Is it just me, or is every episode becoming more and more predictable? I pegged the killer the second he appeared on screen. And the obvious clues throughout this episode were, well, obvious. And they were poorly planted. And Beckett explaining them info-dump style was sort of annoying.
The final scene where the team fades out while singing Piano Man was a nice touch.

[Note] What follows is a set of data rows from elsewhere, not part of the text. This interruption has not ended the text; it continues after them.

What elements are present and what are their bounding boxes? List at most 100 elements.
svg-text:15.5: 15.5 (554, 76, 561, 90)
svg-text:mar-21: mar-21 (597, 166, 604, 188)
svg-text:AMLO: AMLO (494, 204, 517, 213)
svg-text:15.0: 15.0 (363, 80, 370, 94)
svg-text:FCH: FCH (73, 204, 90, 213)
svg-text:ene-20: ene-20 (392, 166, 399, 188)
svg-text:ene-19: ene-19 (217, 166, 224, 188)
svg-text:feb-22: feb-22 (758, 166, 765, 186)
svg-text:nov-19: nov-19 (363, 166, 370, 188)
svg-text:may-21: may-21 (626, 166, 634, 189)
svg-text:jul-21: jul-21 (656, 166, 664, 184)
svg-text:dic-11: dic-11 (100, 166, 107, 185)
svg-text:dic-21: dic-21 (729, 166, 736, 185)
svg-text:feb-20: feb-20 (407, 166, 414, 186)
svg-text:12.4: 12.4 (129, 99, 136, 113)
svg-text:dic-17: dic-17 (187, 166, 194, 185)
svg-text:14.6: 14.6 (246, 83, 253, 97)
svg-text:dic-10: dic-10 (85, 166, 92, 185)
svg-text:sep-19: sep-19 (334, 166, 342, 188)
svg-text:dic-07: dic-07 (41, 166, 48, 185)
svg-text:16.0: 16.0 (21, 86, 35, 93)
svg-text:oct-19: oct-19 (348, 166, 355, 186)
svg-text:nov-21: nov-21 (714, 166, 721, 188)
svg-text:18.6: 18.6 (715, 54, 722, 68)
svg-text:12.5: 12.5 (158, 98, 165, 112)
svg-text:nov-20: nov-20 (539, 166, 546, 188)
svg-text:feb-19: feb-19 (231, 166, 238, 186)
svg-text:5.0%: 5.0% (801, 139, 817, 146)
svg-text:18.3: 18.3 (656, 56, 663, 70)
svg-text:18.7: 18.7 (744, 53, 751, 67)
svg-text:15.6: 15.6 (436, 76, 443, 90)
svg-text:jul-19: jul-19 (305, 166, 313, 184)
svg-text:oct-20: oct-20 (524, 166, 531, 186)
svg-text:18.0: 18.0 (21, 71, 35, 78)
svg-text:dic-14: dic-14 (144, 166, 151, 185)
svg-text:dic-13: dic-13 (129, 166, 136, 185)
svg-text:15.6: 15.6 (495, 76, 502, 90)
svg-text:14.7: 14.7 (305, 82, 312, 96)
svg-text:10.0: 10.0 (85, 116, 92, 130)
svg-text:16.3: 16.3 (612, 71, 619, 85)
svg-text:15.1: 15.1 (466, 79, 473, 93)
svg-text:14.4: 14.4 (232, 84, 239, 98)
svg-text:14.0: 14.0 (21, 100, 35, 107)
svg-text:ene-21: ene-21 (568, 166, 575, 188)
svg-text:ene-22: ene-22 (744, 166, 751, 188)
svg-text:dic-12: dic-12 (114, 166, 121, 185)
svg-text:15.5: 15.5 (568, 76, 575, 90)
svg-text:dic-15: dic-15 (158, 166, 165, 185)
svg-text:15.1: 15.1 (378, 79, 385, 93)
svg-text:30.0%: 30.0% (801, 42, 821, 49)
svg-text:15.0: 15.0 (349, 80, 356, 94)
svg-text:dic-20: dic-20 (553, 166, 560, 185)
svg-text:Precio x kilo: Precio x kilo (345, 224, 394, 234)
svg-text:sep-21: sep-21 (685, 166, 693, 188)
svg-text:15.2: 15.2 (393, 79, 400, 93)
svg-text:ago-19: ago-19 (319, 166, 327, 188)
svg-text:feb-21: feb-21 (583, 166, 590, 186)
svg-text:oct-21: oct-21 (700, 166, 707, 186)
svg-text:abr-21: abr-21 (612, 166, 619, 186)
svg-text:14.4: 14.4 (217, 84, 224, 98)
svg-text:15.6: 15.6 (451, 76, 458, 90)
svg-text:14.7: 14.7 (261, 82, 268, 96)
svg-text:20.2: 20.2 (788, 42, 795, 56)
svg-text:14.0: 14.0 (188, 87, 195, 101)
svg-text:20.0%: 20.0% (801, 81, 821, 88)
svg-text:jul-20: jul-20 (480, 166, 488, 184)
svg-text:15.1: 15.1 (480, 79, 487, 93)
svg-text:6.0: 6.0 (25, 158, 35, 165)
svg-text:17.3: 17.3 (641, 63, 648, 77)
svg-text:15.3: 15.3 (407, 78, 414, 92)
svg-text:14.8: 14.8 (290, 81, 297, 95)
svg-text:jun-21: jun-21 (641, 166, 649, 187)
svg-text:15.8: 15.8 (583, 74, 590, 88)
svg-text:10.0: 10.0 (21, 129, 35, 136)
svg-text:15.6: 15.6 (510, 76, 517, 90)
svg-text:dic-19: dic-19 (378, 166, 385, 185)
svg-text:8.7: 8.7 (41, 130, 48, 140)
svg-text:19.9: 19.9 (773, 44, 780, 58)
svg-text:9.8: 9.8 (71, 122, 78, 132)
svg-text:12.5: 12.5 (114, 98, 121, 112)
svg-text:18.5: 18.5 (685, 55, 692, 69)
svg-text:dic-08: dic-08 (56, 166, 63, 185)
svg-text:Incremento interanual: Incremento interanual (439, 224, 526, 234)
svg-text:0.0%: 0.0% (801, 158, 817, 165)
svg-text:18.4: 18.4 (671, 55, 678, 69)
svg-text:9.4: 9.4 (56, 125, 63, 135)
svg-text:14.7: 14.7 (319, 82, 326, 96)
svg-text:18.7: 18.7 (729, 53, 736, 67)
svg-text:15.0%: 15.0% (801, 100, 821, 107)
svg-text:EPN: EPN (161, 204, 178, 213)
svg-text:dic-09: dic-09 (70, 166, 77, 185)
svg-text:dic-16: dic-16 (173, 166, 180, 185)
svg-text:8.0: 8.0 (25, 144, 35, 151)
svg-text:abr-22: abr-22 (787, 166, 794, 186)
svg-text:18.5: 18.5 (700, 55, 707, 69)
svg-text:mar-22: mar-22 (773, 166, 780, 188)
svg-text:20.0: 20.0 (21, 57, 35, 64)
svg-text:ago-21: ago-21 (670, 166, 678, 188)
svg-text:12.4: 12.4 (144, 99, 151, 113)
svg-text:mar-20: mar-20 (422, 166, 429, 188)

By the way, here’s what TV Guide had to say about this season:
“Castle”: “The first season was really fun. The second was fun, but some of the writing started to lag. This season seems to be very formulaic. It’s like you can tell who the murderer is within the first 10 minutes. It’s also starting to pull a Bones, with giving the main characters other main squeezes while the fans scream at the TV set wanting Kate and Rick to get together.” — qweely Source: TV GuideABC/Karen Neal – Tuesday, November, 30, 2010, 7:30 PM
I’ll be willing to bet that the _____ is just to prevent blowing their cover during the assignment.
I agree with what you caught, Lee… but I also learned something in your discussion of lividity when a body is in the water. Thanks! I laughed when Kate found the hole in the wall in the basement and declared it was from shotgun pellets. Knew you’d definitely say something about that one. Holy moly!
The show is about to get more about Kate and Rick… with this giant spoiler released this week: http://castletv.net/big-spoiler-for-january-episode/6619
– “Beckett and Castle head down into the basement. The suspect brings up the rear.”
They did this? On stairs?
Did Beckett hand her gun to the suspect to carry for her? Might as well have.